Postdoctoral position in Computing Science with focus on Explainable AI and Machine Learning
Job posting number: #7059733 (Ref:AN 2.2.1-1174-19)
Posted: August 25, 2019
Application Deadline: September 16, 2019
Job DescriptionThe Department of Computing Science at Umeå University (http://www.cs.umu.se) is seeking a post-doctoral researcher with focus on Explainable AI and Machine Learning. Autonomous Systems are an important target area. Explaining AI signifies developing new methods for explaining and justifying decisions, recommendations and actions of Artificial Intelligence systems to different users and stakeholders. Explanations should be adapted to the context and to the targeted user. Autonomous Systems signifies autonomously driving vehicles, smart houses, smart machines etc, which interact with the surrounding world and therefore also need to handle different situations (contexts) successfully. It is also often useful or necessary to explain un-successful decisions or failures, especially if there is a risk for injuries to humans.
The recruited post-doctoral researcher will be a member of the Explainable AI team. The team’s high-level vision is to develop ground-breaking Data Science methods for Autonomous Systems that learn from data and experience and that can justify and explain their behavior. This kind of systems are sometimes described using the term Self-* capable Intelligent Products and Environments, where Self-* signifies self-configuring, self-organizing, self-tuning, self-healing, self-managing systems, and self-explaining systems. Future work is expected to have a significant role in the development of such Self-* systems through IoT-enabled remote monitoring and updating over standardized interfaces, together with novel machine learning methods and algorithms are the main technical enablers of such systems.

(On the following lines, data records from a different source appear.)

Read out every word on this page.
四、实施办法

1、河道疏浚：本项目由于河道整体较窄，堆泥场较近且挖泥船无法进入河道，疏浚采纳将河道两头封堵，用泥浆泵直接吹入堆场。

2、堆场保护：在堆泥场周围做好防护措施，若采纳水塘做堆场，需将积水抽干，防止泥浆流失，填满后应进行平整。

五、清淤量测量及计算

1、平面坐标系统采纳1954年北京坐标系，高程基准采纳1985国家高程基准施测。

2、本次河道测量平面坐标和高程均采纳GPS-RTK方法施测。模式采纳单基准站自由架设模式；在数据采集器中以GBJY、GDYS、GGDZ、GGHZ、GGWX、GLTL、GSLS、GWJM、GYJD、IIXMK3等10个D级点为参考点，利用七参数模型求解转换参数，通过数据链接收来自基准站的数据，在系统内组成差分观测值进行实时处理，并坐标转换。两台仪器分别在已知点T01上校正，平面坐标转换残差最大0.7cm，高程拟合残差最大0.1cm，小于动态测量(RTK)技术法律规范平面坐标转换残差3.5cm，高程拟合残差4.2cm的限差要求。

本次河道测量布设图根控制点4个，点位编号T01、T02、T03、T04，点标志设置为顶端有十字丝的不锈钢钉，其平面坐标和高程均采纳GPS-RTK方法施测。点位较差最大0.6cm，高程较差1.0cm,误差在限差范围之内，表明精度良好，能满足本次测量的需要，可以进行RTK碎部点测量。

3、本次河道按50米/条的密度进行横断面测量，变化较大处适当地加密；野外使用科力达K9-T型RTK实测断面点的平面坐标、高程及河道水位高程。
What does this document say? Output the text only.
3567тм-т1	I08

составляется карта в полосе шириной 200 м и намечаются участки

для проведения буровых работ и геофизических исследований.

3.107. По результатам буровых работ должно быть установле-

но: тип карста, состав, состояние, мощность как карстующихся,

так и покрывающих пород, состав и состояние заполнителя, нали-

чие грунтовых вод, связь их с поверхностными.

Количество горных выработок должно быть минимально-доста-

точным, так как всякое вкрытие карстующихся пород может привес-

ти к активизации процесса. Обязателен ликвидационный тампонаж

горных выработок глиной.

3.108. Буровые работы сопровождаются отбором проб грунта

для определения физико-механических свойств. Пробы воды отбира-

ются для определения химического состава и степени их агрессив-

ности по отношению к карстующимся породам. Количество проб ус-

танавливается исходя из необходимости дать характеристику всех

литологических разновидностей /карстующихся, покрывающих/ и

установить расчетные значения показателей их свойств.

Your research will focus on one or several of the following key topics:
• Modeling and learning of user and decision-maker actions and preferences in different contexts using non-linear machine learning methods such as neural networks. A challenge with such models is how they can justify their actions and recommendations, and how robust they are in different situations. This is particularly relevant and challenging for autonomous systems whose “intelligence” is based on machine learning and is therefore not directly explainable and understandable by humans.
• Use machine learning and related technologies targeted towards self-learning and adaptive control. Emphasis would be on augmenting the product intelligence embedded in products so that they can auto-adapt themselves according to their operating conditions.
• Autonomous agents and multiagent systems. Intelligent products need to communicate with other products and adapt to them, as well as access and use external information systems that are relevant to them.
The research will be performed jointly with PhD students and senior researchers within our research group, as well as with our national and international partners. Coordination tasks within large-scale projects may also be included.
The appointment is for two years full-time employment. The employment will start November 1,2019, or as otherwise agreed. The position comes with a competitive salary and (non-mandatory) opportunities for teaching (up to 20 % of full-time).
Applicants must have earned a PhD or a foreign degree that is deemed equivalent to a PhD in Data Science or a related subject relevant for the position. The PhD degree should not be more than three years old by the application deadline unless special circumstances exist.Demonstrated experience of artificial intelligence and machine learning is required. Ideal candidates should be capable of independent research and like to work with challenging problems and innovative solutions. Proficiency in English, both spoken and written, is required. Publications in the area of the position are highly meriting. Demonstrated skills in cognitive sciences, psychology, or software development are also considered merits.